Les populations de mildiou évoluent sans cesse. Certains fongicides appliqués engendrent la sélection de souches résistantes. Tel a été le cas pour le fluazinam assez récemment et pour le métalaxyl dans un passé plus lointain. Outre la mandipropamide (et aussi la valifénalate) touchée par la résistance de la souche 43_A1 actuellement en Europe, l’oxathiapiproline (Zorvec) est également confrontée à cette résistance, mais dans de moindres proportions.
Pas de baisse d’efficacité pour le moment en France
Sur pomme de terre, l’utilisation répétée du produit Revus aux Pays-Bas et au Danemark a amené à la chute d’efficacité de ce produit en sélectionnant de la résistance au sein de la lignée 43_A1. Même si cette souche de mildiou commence à être détectée en France, une baisse d’efficacité de fongicides n’a pas été constatée pour le moment. « Pour préserver l’efficacité des traitements, la meilleure stratégie consiste à alterner les modes d’action des produits à chaque application, conseille Pierre Deroo. Nous avons douze modes d’action parmi les produits en France, mais six d’entre eux représentent à eux seuls 80 % des usages et pour deux modes d’actions, 45 % des traitements. On n’exploite pas suffisamment les différentes possibilités. »

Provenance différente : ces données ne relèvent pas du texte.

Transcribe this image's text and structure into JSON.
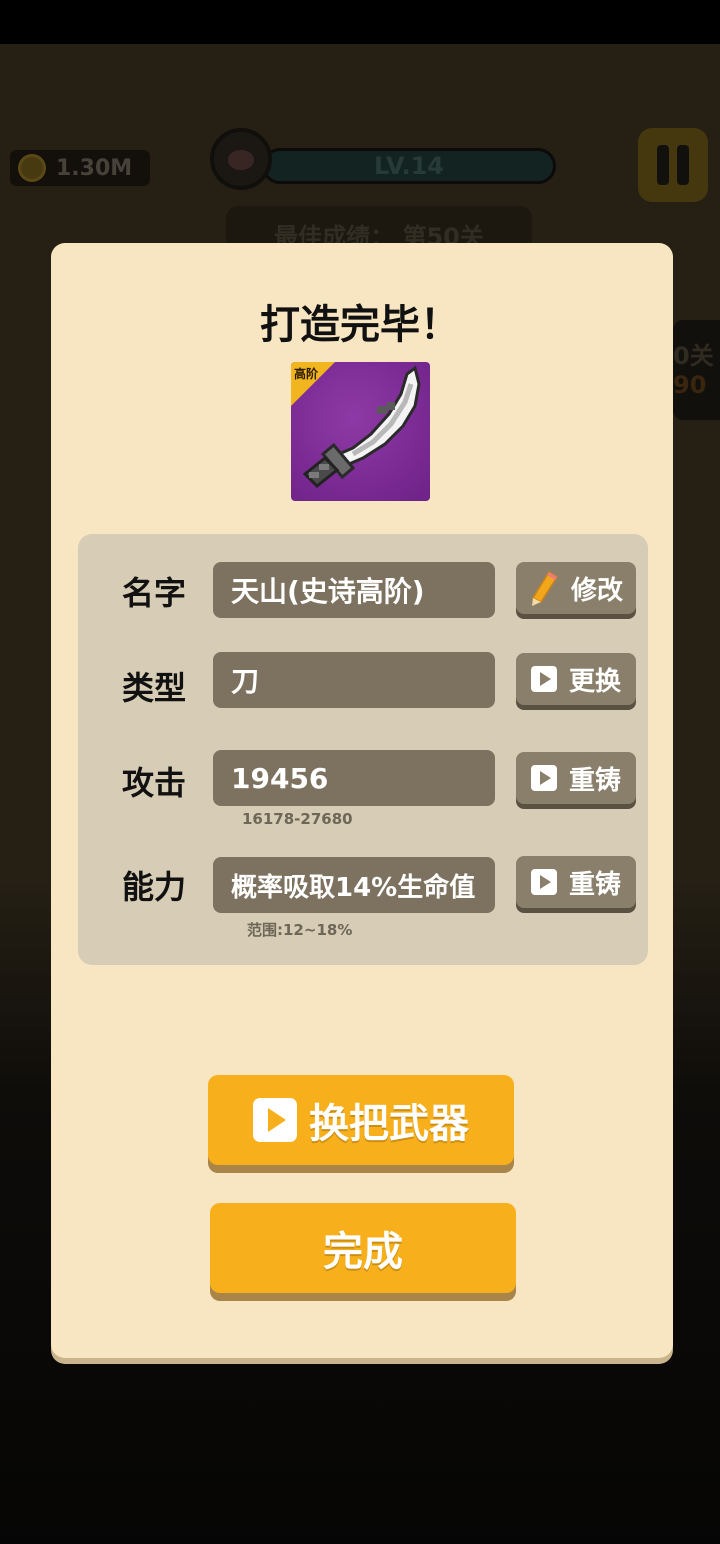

En phase de croissance active de la pomme de terre, Arvalis préconise par exemple une alternance de produits entre Infinito, Revus + partenaire, pack Zorvec, Santhal Gold + partenaire, Areli ou Ranman Top. La stratégie est la même à la levée de la pomme de terre ou en végétation stabilisée, avec des produits différents parfois. Le tableau ci-dessous diffusé par Arvalis fait la synthèse des utilisations préconisées.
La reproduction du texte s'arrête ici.